Answer: Not now because we don’t have the funds for it, but yes it has been studied and I think eventually there will be. In the budget, what we are doing is growing the childcare to a level of funding where it was pre-2007. In 2007 the general fund was $117 billion then it went to $84 billion two years later. All these programs got cut. Now it’s gone up to about $124 (billion) in the general fund so we are now increasing education, childcare, [and] other services and in the last two years, we’ve added large additional pots of money for childcare and it looks like this year it will be the same. We will add money, not maybe as much because the budget is not quite as good as it was, so I think they are going to incrementally step up the funding over time and the goal is universal childcare. Now we have a limited number of subsidized childcare slots. We are adding a little more every year but it’s expensive. It’s going to be in the billions of dollars to get to the universal… The budget is locked into certain things. Like there is prop 98 that passed that locks in the education system to get almost 60 percent of the state budget. Then you have a certain amount that has to go to fund the prison system and foster care…the prison budget is governed by a federal judge right now. He says, “Here is how much I want you to spend on this, and I’m ordering you to do that.”

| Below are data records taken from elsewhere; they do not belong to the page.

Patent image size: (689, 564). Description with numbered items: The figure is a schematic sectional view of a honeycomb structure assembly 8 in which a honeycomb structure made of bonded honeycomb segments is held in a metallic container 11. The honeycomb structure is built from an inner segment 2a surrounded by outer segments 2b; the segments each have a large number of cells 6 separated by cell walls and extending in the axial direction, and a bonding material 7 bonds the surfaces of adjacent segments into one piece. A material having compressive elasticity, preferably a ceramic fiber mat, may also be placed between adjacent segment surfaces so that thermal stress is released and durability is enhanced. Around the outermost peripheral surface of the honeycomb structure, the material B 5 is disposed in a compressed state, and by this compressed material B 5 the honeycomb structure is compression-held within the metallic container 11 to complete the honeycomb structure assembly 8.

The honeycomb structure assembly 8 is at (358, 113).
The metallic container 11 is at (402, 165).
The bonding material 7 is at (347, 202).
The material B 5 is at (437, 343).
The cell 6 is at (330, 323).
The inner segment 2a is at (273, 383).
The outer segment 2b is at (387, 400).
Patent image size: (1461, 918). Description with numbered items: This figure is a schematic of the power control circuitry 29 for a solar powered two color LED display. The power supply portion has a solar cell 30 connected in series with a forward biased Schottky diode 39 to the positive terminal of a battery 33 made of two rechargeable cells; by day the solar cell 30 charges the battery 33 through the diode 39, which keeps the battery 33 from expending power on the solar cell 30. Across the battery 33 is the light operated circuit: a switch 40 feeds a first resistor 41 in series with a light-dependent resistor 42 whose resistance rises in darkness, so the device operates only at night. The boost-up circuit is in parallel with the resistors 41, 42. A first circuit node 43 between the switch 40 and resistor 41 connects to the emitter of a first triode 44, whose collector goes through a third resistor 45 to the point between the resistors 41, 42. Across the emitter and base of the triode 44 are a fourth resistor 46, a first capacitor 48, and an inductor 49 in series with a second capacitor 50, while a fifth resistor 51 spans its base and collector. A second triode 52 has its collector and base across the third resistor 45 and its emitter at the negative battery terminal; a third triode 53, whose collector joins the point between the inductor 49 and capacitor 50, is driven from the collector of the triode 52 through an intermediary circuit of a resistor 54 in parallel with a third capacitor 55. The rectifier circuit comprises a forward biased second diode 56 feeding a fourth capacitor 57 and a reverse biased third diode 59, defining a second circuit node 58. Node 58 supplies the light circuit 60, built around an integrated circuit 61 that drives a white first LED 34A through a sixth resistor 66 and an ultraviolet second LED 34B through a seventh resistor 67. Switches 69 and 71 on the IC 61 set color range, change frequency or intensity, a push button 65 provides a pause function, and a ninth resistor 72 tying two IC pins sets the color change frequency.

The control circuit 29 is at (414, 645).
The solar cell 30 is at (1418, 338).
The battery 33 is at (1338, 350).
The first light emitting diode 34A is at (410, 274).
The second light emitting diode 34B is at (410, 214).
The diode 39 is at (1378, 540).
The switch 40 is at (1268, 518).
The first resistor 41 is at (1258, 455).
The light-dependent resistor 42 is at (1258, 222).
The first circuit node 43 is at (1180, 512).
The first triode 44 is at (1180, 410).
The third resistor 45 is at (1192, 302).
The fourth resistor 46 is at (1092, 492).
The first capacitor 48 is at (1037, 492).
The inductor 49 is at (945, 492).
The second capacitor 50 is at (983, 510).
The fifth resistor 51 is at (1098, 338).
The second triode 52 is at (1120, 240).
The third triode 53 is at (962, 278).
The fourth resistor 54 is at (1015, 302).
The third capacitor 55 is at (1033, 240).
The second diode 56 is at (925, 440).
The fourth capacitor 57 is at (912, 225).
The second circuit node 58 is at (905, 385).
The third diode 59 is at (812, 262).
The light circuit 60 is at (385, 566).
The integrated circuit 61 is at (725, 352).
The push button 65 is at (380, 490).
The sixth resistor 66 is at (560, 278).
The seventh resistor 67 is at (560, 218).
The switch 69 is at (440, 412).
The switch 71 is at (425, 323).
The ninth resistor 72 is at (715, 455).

Question: How would you legislate a redesign of the workplace that would eliminate sexual harassment?
Answer: I think the biggest issue is enforcement and getting comfortable with enforcement and I think part of it is to have good enforcement of the laws and another one is to have more women managers… I co-authored a law to extend the statute of limitations for child abuse. Extending them serves as a deterrent to sexual harassment and sexual assault. I think we have to continue those kinds of laws, especially in enforcement. We now learned from Brock Turner and the situation there… We have to have judges and prosecutors that are willing to prosecute people. Sexual harassment, such as for teens, we did Audrie’s law. I authored that. We have a stronger law for use of social media to bully somebody like Audrie Pott… It’s got of be part of your personnel practices to train people on the laws so they are aware, especially men. I think it is important. In the Senate, we do training for all members. We are mandated to go through training. The culture of the office has to be a main focus.
Question: What plans would you support to keep clean or alternative energy production at the forefront now that there has been a renewed promise to produce more energy using oil and coal?
Answer: We have passed SB 32 that sets the course over the next decade to drop our green house gas production by thirty percent by 2030 and we would like to go fifty percent by 2050. So, we are trying to develop a strategy and part of it is a cap and trade program….one of the bills I authored which is hugely popular in California is AB811…. That is where there can be financing of energy conservation on your home and it can be put on the property tax bill and paid off over a period of time. They can pay it off in thirty years… San Jose has it’s global warming policy and San Jose works with the state in terms of reducing energy overall in our community. What we want to have is more renewable energy, less coal—have solar, wind… The biggest center of green energy is Silicon Valley and a lot of the companies are small size businesses. We have a huge employment base after five or six years…and it is growing faster than other sectors of the Silicon Valley Economy. That includes green cars of course like Tesla [and] ChargePoint, the charger guy that creates the plugs for green cars. All that kind of stuff is happening here. We have the solar production facility. People are being hired to manufacture a lot of stuff. It’s actually bringing back manufacturing to Silicon Valley, the green industries. This is in our interest from an environmental standpoint but also from an economic standpoint.